Ozzy Osbourne, Tony Iommi and Quentin Tarantino are not three names that you’d expect to be linked together. Of course, the two former names were a part of the heavy metal revolution as they provided the creative spark within the band Black Sabbath. Between them, they would not only launch their own career but influence thousands of artists to follow. An equally influential member of his own field, Quentin Tarantino’s unadulterated artistic vision provided a similar blueprint for future filmmakers to peruse and propel into their own work.
Their creative drive and refusal to abide by the predetermined cultural rules may well link Black Sabbath and Tarantino, but there’s also a keener connection. Boris Karloff is an actor that deserves far more praise than he receives. One of the original horror legends was his film Black Sabbath, which would inspire Geezer Butler to write a signature song for the soon-to-be-named Sabbath and infiltrate Tarantino’s vision of seminal film Pulp Fiction.
That’s right, Tarantino and the band are connected by Karloff’s horror anthology picture Black Sabbath from 1963. Directed by Mario Bava, the film was split into three stories for which Karloff starred in The Wurdulak, featuring an undead creature who attacks those it had once loved. Despite having the names of Anton Chekov and Aleksi Tolstoy attached to the script (though largely unverified), the film performed badly in Europe and even worse in America. However, the dark and mysterious apparitions in the film were enough to inspire Black Sabbath’s own Geezer Butler into penning a signature song.
Geezer Butler tells Rolling Stone of how they came up with the name: “I woke up in a dream world and there was this black thing, staring at me. It just lasted a second, but it freaked me out. I told Ozzy, Tony and Bill about it – it was pretty scary at the time. I think that’s what inspired Ozzy to come up with the lyrics that open the song: ‘What is this thing that stands before me?’”

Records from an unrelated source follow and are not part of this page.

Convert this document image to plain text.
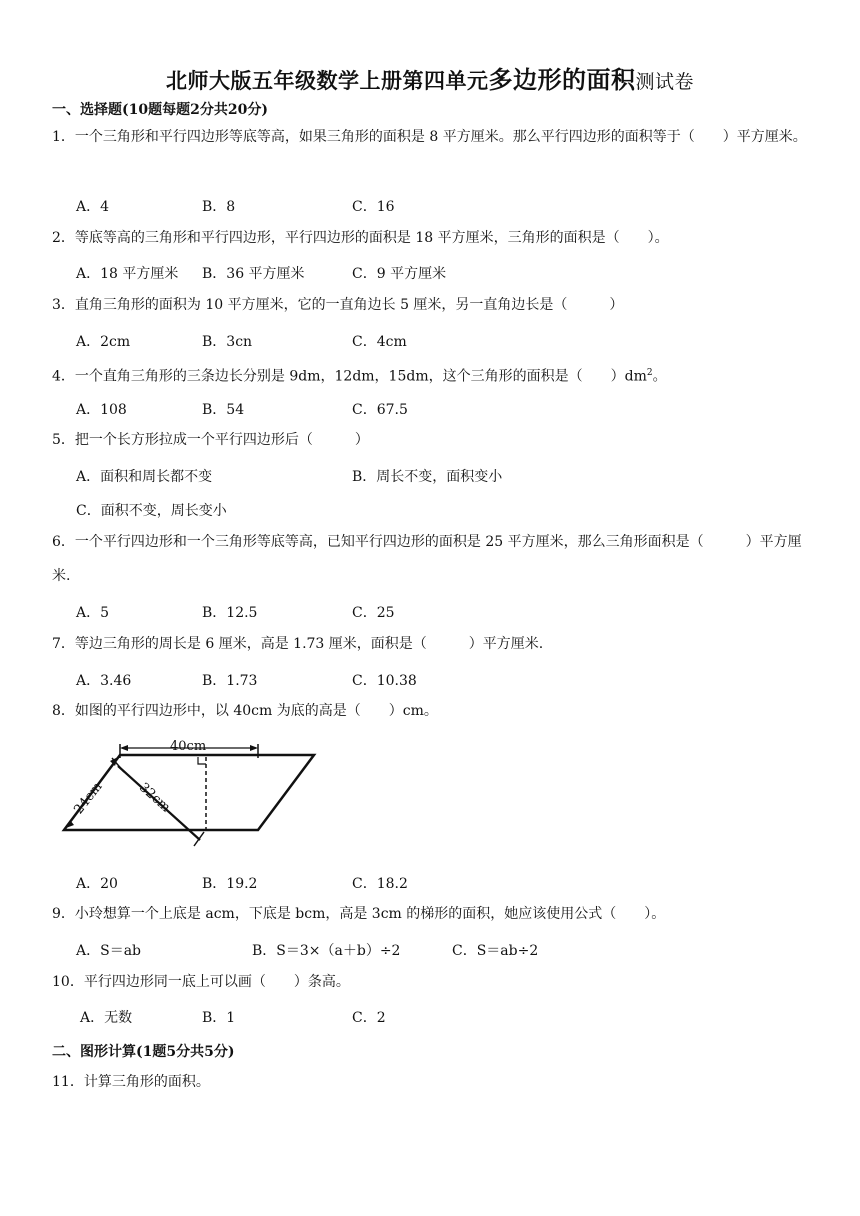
北师大版五年级数学上册第四单元多边形的面积测试卷
一、选择题(10题每题2分共20分)
1．一个三角形和平行四边形等底等高，如果三角形的面积是 8 平方厘米。那么平行四边形的面积等于（　　）平方厘米。
A．4	B．8	C．16
2．等底等高的三角形和平行四边形，平行四边形的面积是 18 平方厘米，三角形的面积是（　　）。
A．18 平方厘米 B．36 平方厘米	C．9 平方厘米
3．直角三角形的面积为 10 平方厘米，它的一直角边长 5 厘米，另一直角边长是（　　　）
A．2cm	B．3cn	C．4cm
4．一个直角三角形的三条边长分别是 9dm，12dm，15dm，这个三角形的面积是（　　）$dm^2$。
A．108	B．54	C．67.5
5．把一个长方形拉成一个平行四边形后（　　　）
A．面积和周长都不变	B．周长不变，面积变小
C．面积不变，周长变小
6．一个平行四边形和一个三角形等底等高，已知平行四边形的面积是 25 平方厘米，那么三角形面积是（　　　）平方厘米.
A．5	B．12.5	C．25
7．等边三角形的周长是 6 厘米，高是 1.73 厘米，面积是（　　　）平方厘米.
A．3.46	B．1.73	C．10.38
8．如图的平行四边形中，以 40cm 为底的高是（　　）cm。
40cm
24cm 32cm
A．20	B．19.2	C．18.2
9．小玲想算一个上底是 acm，下底是 bcm，高是 3cm 的梯形的面积，她应该使用公式（　　）。
A．S＝ab	B．S＝3×（a＋b）÷2	C．S＝ab÷2
10．平行四边形同一底上可以画（　　）条高。
A．无数	B．1	C．2
二、图形计算(1题5分共5分)
11．计算三角形的面积。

Osbourne remembered the moment well and claimed: “When I sang that song, the line just came out of nowhere. It was born, not written.” It continues with the somewhat strange story of the song, noted as one of Butler’s final visions: “As a child, I always had a lot of psychic experiences. That was one of the very last ones I had. That was before I did drugs – maybe doing drugs killed that part of my brain.” The band liked the song so much that they adopted the title as their new name, ditching their previously held Earth moniker.
Karloff’s role as Gorca in the film is enough to push anyone toward feelings of hysteria. The performance is so perfect that it’s a marvel the film performed so badly at the box office. However, the film did inspire Roger Avary and Quentin Tarantino when they sat down to pen the script for Pulp Fiction, Tarantino’s sophomore feature film, following the release of Reservoir Dogs. Like Bava before him, Tarantino originally wanted to create a movie that contained three short films.
Each one would be directed by a separate director, with Avary, Tarantino and an unnamed contributor noted as the filmmakers behind each piece. Tarantino neatly summarised his vision of Pulp Fiction by saying: “What Mario Bava did with the horror film in Black Sabbath, I was gonna do with the crime film.”
In many ways, he achieved such a feat. While there’s no clear distinction between the storylines at hand, Tarantino did manage to include a few different narratives within the film, each one with its own morals and values. It was Bava’s film, Black Sabbath, that initially inspired this renewed intrigue in a tapestry of stories.
There we have it, two inspirational figures, as influential and important as any pop-culture touchstones, Black Sabbath and Quentin Tarantino, are purely connected by one Mario Bava film from 1963. A film that deserves to be revisited.